Updated

The late Sen. Ted Kennedy arranged to "rent" a brothel for a night while on a visit to Chile and other Latin American countries decades ago, according to a 1961 State Department memo obtained and published by the watchdog group Judicial Watch.

Judicial Watch released several documents said to be from Kennedy's FBI file. The group said it obtained a cleaner copy of the State Department memo after a mostly redacted version was made public earlier.

The Dec. 28, 1961, memo described a tour of several Latin American countries Kennedy made while he was an assistant prosecutor with Suffolk County, Mass.

Traveling with a professor, Kennedy "insisted on interviewing 'the angry young men' of the country," according to the memo. This included "communists and others who had left-wing views."

The memo said that during Kennedy's stop in Santiago, "he made arrangements to 'rent' a brothel for an entire night." The memo said Kennedy allegedly "invited one of the Embassy chauffeurs to participate in the night's activities."

The memo suggested other officials had run-ins with Kennedy on the trip.
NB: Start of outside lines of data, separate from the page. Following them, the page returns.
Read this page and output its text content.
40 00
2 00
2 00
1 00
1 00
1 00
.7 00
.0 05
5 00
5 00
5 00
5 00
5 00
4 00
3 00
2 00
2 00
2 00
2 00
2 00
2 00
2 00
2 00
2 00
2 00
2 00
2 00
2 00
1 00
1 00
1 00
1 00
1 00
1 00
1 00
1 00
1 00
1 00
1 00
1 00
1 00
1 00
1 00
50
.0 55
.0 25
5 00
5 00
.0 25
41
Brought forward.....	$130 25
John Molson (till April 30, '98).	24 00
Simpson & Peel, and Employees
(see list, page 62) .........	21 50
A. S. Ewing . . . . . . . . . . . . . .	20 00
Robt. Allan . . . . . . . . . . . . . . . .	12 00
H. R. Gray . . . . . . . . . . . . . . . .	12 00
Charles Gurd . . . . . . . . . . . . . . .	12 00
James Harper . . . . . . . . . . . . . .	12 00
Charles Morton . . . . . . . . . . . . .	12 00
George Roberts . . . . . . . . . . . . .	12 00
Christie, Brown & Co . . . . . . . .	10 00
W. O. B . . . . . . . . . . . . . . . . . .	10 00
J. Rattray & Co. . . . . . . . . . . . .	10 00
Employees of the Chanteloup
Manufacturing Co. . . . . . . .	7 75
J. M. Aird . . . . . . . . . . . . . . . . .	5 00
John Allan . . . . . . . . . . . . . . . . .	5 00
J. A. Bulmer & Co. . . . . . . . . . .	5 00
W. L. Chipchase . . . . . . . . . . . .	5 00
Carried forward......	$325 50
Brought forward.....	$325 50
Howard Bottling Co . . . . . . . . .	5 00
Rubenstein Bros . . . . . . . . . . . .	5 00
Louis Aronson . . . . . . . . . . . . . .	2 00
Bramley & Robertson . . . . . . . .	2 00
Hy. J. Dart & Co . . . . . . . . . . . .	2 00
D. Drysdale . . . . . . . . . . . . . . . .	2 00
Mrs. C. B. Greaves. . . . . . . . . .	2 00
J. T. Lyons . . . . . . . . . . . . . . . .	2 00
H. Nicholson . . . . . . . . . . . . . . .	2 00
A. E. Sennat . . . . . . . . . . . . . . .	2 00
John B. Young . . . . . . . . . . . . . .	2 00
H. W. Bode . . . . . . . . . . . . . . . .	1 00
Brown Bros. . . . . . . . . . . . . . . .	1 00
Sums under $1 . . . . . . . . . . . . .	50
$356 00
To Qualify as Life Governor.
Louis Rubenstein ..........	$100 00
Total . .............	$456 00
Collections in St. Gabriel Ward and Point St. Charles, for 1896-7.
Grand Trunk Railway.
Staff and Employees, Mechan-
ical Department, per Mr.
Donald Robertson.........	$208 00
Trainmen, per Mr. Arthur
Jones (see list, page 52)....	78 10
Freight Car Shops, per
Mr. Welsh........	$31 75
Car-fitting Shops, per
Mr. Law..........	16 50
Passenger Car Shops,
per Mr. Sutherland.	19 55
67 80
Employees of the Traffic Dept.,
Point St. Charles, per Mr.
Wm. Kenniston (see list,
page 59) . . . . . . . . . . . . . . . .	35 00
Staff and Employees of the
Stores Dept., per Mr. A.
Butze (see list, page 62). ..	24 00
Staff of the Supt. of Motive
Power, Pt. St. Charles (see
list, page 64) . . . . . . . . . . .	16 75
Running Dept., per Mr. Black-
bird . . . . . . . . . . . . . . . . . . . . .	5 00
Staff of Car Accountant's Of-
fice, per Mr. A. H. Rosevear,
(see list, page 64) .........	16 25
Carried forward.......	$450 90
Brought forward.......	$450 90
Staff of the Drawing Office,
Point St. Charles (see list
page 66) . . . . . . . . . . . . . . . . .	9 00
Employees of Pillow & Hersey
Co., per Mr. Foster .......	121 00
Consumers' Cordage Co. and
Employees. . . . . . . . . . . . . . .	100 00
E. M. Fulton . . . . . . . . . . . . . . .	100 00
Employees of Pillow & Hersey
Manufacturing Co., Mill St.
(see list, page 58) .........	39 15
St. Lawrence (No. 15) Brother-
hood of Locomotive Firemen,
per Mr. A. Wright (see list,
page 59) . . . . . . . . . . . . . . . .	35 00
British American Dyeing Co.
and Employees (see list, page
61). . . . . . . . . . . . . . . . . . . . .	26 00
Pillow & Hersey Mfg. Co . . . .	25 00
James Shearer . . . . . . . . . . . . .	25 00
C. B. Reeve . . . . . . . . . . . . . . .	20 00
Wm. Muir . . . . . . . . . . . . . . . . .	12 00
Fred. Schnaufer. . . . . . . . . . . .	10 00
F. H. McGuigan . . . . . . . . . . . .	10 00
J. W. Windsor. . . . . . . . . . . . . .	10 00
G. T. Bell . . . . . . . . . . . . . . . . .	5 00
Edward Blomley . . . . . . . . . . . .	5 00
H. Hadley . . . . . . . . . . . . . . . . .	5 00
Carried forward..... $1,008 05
It said that in Mexico, Ambassador Mann -- presumably longtime State Department diplomat Thomas Mann -- pushed back when Kennedy wanted to invite "certain left-wingers" to the embassy residence for interviews.

"Mann took the strong position that he would not invite such people and stated that if any such interviews were to be conducted, all arrangements should be made by Kennedy himself," the memo said.

A State Department official in Lima said Kennedy "made similar requests" in Peru.

Kennedy, who went on to represent Massachusetts as one of the longest-serving U.S. senators in history, died in August 2009 after a battle with brain cancer.

The documents obtained by Judicial Watch also include a July 1969 FBI memo detailing a threatening letter Kennedy apparently received earlier that month. The two authors of the letter claimed they'd accepted $20,000 a piece "to bump your nasty ... off." An obscenity, one of many in the note, was redacted. The letter went on to repeatedly threaten Kennedy's life. According to the memo, the individuals who wrote the note were stationed at the San Diego Marine Corps Recruit Depot and had already been "confined to the brig on other charges." The case was referred to "military authorities."

Also included in the file was a 1963 memo, first published by Judicial Watch in September, that described an effort by Kennedy and brother Robert, the attorney general, to secure a visa for Katalin Karady, a "former Hungarian actress of unsavory reputation." The memo detailed a host of allegations against Karady, including suspicion she was a "communist collaborator," a prostitute and the fiancee of a Hungarian Nazi operative during World War II. The former actress was living in Brazil at the time and denied communist and Nazi connections. After intervention from the Kennedy brothers, she received a visa.